Language Support Questions

How many languages does LMRank support?

LMRank currently supports 14 languages in total, as listed in the table below:

Language Code
English 🇬🇧 en
Greek 🇬🇷 el
Danish 🇩🇰 da
Catalan ca
Dutch 🇳🇱 nl
Finnish 🇫🇮 fi
French 🇫🇷 fr
German 🇩🇪 de
Italian 🇮🇹 it
Japanese 🇯🇵 ja
Norwegian 🇳🇴(Borkmal) nb
Portuguese 🇵🇹 pt
Spanish 🇪🇸 es
Swedish 🇸🇪 sv

Will other languages be supported in the future?

LMRank uses the technique of dependency parsing to form candidate keyphrases, which utilizes spaCy's noun chunks.
When spaCy adds a small model (sm) with noun-chunk support for a language, support for it can be easily added.

Practical questions

Are there any examples that show me how to use LMRank?

You can see some examples at Google Colab or GitHub

Can I use a different transformer model from HuggingFace?

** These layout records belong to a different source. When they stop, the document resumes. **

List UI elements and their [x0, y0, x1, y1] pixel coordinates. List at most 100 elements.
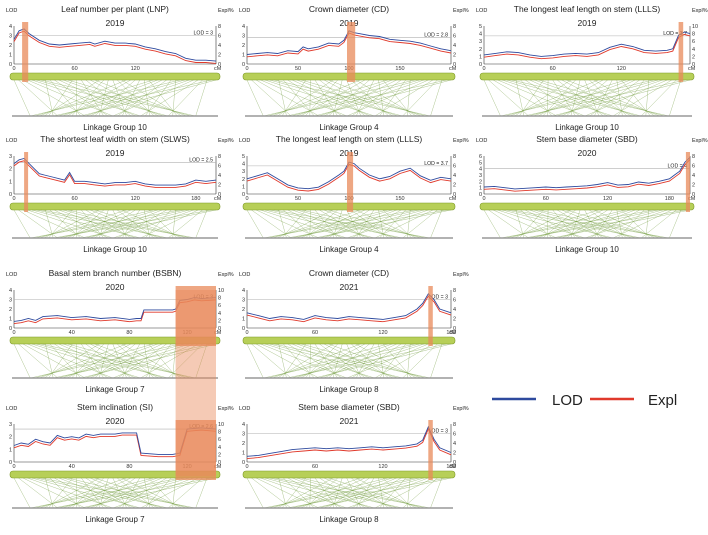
marker-link-line — [145, 343, 172, 379]
right-tick-label: 8 — [453, 24, 456, 30]
marker-link-line — [278, 79, 287, 117]
marker-link-line — [351, 343, 389, 379]
marker-link-line — [48, 477, 73, 509]
marker-link-line — [570, 209, 581, 239]
marker-link-line — [71, 79, 104, 117]
left-tick-label: 1 — [9, 447, 12, 453]
chart-year: 2019 — [106, 18, 125, 28]
marker-link-line — [557, 79, 604, 117]
marker-link-line — [356, 477, 375, 509]
marker-link-line — [269, 209, 403, 239]
marker-link-line — [314, 209, 338, 239]
left-tick-label: 4 — [242, 162, 245, 168]
x-tick-label: 80 — [126, 330, 132, 336]
marker-link-line — [346, 343, 361, 379]
marker-link-line — [328, 79, 422, 117]
chart-title: Basal stem branch number (BSBN) — [49, 268, 182, 278]
threshold-label: LOD = 3 — [429, 429, 449, 435]
expl-series-line — [13, 429, 217, 458]
left-axis-label: LOD — [6, 8, 17, 14]
lod-series-line — [246, 293, 452, 320]
chart-year: 2021 — [340, 282, 359, 292]
left-tick-label: 3 — [9, 298, 12, 304]
marker-link-line — [94, 79, 187, 117]
left-tick-label: 2 — [242, 441, 245, 447]
x-tick-label: 120 — [131, 196, 140, 202]
right-axis-label: Expl% — [453, 138, 469, 144]
marker-link-line — [323, 79, 397, 117]
marker-link-line — [67, 343, 191, 379]
marker-link-line — [319, 343, 366, 379]
linkage-group-label: Linkage Group 10 — [83, 245, 147, 254]
qtl-highlight-band — [678, 22, 684, 82]
marker-link-line — [31, 343, 141, 379]
marker-link-line — [296, 79, 398, 117]
left-tick-label: 3 — [242, 432, 245, 438]
marker-link-line — [13, 477, 31, 509]
marker-link-line — [324, 343, 394, 379]
linkage-group-label: Linkage Group 8 — [319, 515, 379, 524]
marker-link-line — [172, 343, 176, 379]
marker-link-line — [195, 477, 208, 509]
marker-link-line — [286, 343, 447, 379]
threshold-label: LOD = 3.7 — [424, 161, 448, 167]
marker-link-line — [172, 477, 176, 509]
marker-link-line — [314, 343, 452, 379]
marker-link-line — [347, 477, 429, 509]
marker-link-line — [121, 343, 182, 379]
x-unit-label: cM — [449, 330, 457, 336]
marker-link-line — [67, 79, 131, 117]
right-tick-label: 2 — [218, 183, 221, 189]
marker-link-line — [493, 209, 557, 239]
left-tick-label: 4 — [242, 422, 245, 428]
marker-link-line — [319, 477, 366, 509]
marker-link-line — [53, 343, 212, 379]
x-tick-label: 60 — [312, 464, 318, 470]
marker-link-line — [314, 477, 452, 509]
marker-link-line — [90, 477, 159, 509]
linkage-group-label: Linkage Group 8 — [319, 385, 379, 394]
marker-link-line — [67, 343, 131, 379]
left-axis-label: LOD — [239, 8, 250, 14]
marker-link-line — [356, 209, 375, 239]
marker-link-line — [113, 343, 194, 379]
marker-link-line — [511, 79, 669, 117]
marker-link-line — [407, 477, 411, 509]
legend-label-lod: LOD — [552, 392, 583, 409]
marker-link-line — [278, 209, 287, 239]
chart-title: Leaf number per plant (LNP) — [61, 4, 169, 14]
marker-link-line — [515, 79, 525, 117]
marker-link-line — [76, 79, 77, 117]
marker-link-line — [263, 343, 415, 379]
marker-link-line — [67, 477, 191, 509]
marker-link-line — [140, 79, 199, 117]
chart-panel: Stem base diameter (SBD)LOD Expl%01234560… — [476, 134, 708, 254]
marker-link-line — [324, 79, 394, 117]
expl-series-line — [246, 427, 452, 460]
expl-series-line — [246, 295, 452, 323]
marker-link-line — [71, 343, 104, 379]
right-tick-label: 6 — [218, 303, 221, 309]
left-tick-label: 1 — [242, 317, 245, 323]
marker-link-line — [40, 477, 196, 509]
x-tick-label: 120 — [617, 66, 626, 72]
marker-link-line — [277, 343, 334, 379]
right-tick-label: 8 — [692, 154, 695, 160]
left-tick-label: 1 — [242, 451, 245, 457]
marker-link-line — [355, 209, 417, 239]
right-axis-label: Expl% — [453, 272, 469, 278]
marker-link-line — [287, 343, 343, 379]
x-tick-label: 0 — [12, 330, 15, 336]
right-tick-label: 6 — [218, 34, 221, 40]
right-tick-label: 4 — [218, 311, 221, 317]
marker-link-line — [566, 79, 660, 117]
marker-link-line — [144, 343, 150, 379]
marker-link-line — [328, 209, 422, 239]
x-unit-label: cM — [214, 464, 222, 470]
right-tick-label: 4 — [218, 173, 221, 179]
marker-link-line — [351, 79, 389, 117]
marker-link-line — [117, 79, 155, 117]
marker-link-line — [40, 79, 196, 117]
marker-link-line — [314, 343, 338, 379]
marker-link-line — [542, 79, 576, 117]
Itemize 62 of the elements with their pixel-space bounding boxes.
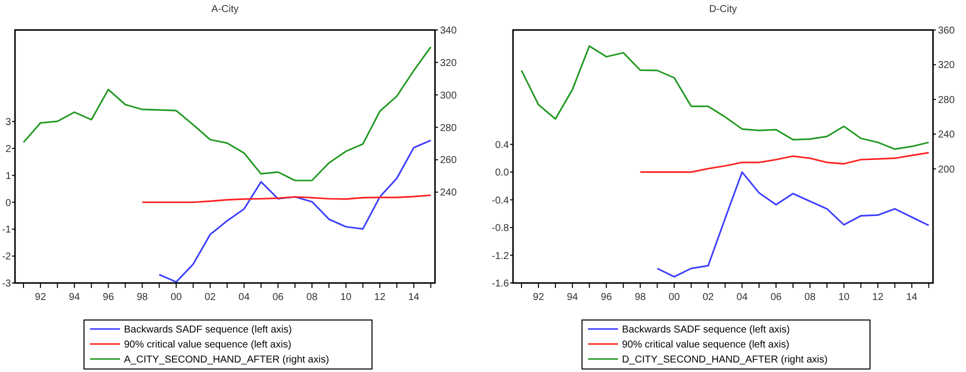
y-tick-label: -0.4 [492,195,510,206]
x-tick-label: 02 [204,292,216,303]
y2-tick-label: 300 [440,90,458,102]
y-tick-label: 3 [5,117,12,128]
y2-tick-label: 240 [938,130,956,141]
x-tick-label: 92 [34,292,46,303]
y2-tick-label: 200 [938,164,956,176]
x-tick-label: 94 [68,292,80,303]
y-tick-label: 0 [5,198,12,209]
y2-tick-label: 320 [440,58,458,69]
x-tick-label: 10 [838,292,850,303]
y-tick-label: -3 [2,278,12,290]
chart-title: A-City [211,4,239,15]
line-series [22,46,432,182]
y-tick-label: -0.8 [492,223,510,234]
y-tick-label: 2 [5,144,12,155]
chart-title: D-City [709,4,737,15]
x-tick-label: 94 [566,292,578,303]
line-series [656,171,930,278]
line-series [639,152,930,173]
line-series [141,194,432,204]
x-tick-label: 98 [136,292,148,303]
x-tick-label: 00 [668,292,680,303]
x-tick-label: 02 [702,292,714,303]
x-tick-label: 10 [340,292,352,303]
x-tick-label: 92 [532,292,544,303]
y2-tick-label: 340 [440,26,458,36]
legend-label: D_CITY_SECOND_HAND_AFTER (right axis) [622,354,828,366]
y-tick-label: 0.0 [495,168,510,179]
legend-label: A_CITY_SECOND_HAND_AFTER (right axis) [124,354,330,366]
x-tick-label: 06 [272,292,284,303]
x-tick-label: 14 [408,292,420,303]
y-tick-label: 0.4 [495,140,510,151]
y-tick-label: -1 [2,224,12,236]
y-tick-label: -2 [2,252,12,263]
legend-label: Backwards SADF sequence (left axis) [622,324,790,336]
x-tick-label: 06 [770,292,782,303]
y-tick-label: -1.6 [492,278,510,290]
y-tick-label: -1.2 [492,250,510,262]
x-tick-label: 04 [238,292,250,303]
line-series [520,45,930,150]
x-tick-label: 96 [102,292,114,303]
x-tick-label: 00 [170,292,182,303]
x-tick-label: 96 [600,292,612,303]
x-tick-label: 98 [634,292,646,303]
x-tick-label: 12 [872,292,884,303]
y2-tick-label: 360 [938,26,956,36]
y2-tick-label: 260 [440,155,458,166]
x-tick-label: 04 [736,292,748,303]
y2-tick-label: 240 [440,188,458,199]
y2-tick-label: 280 [440,122,458,134]
line-series [158,140,432,283]
y2-tick-label: 320 [938,60,956,72]
x-tick-label: 08 [804,292,816,303]
legend-label: 90% critical value sequence (left axis) [622,340,790,350]
x-tick-label: 08 [306,292,318,303]
legend-label: Backwards SADF sequence (left axis) [124,324,292,336]
legend-label: 90% critical value sequence (left axis) [124,340,292,350]
x-tick-label: 14 [906,292,918,303]
y-tick-label: 1 [5,170,12,182]
x-tick-label: 12 [374,292,386,303]
y2-tick-label: 280 [938,94,956,106]
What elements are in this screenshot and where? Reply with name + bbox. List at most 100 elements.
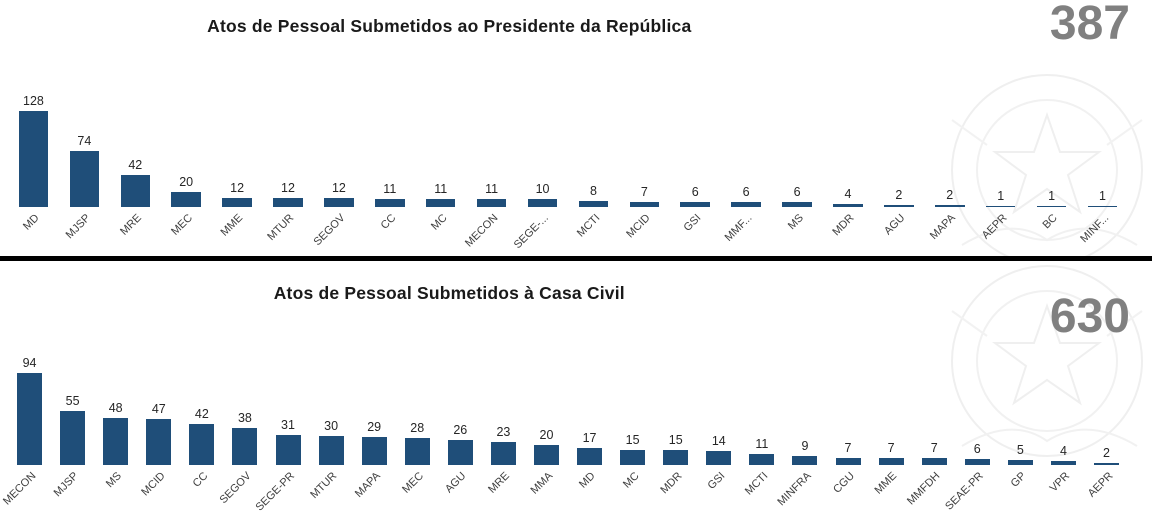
bar-column: 29 MAPA	[353, 355, 396, 511]
bar-column: 15 MDR	[654, 355, 697, 511]
category-label: MAPA	[353, 465, 396, 511]
bar-plot-cell: 42	[110, 93, 161, 207]
bar	[1036, 206, 1067, 207]
category-label: MEC	[161, 207, 212, 253]
category-label: MTUR	[309, 465, 353, 511]
bar-value-label: 2	[1103, 445, 1110, 460]
category-label: MJSP	[51, 465, 94, 511]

Yes, see the relevant section in the examples linked above.

Research Questions

Where can I find the datasets used in the experiments of the publication?

The datasets are available in this link

How can I extract the keyphrases for a specific dataset using LMRank?

Setup the base_path in main.py for the dataset directory and run main().

How can I benchmark the LMRank approach?

Setup the output_path in main.py for the lmrank_timings.csv and run benchmark().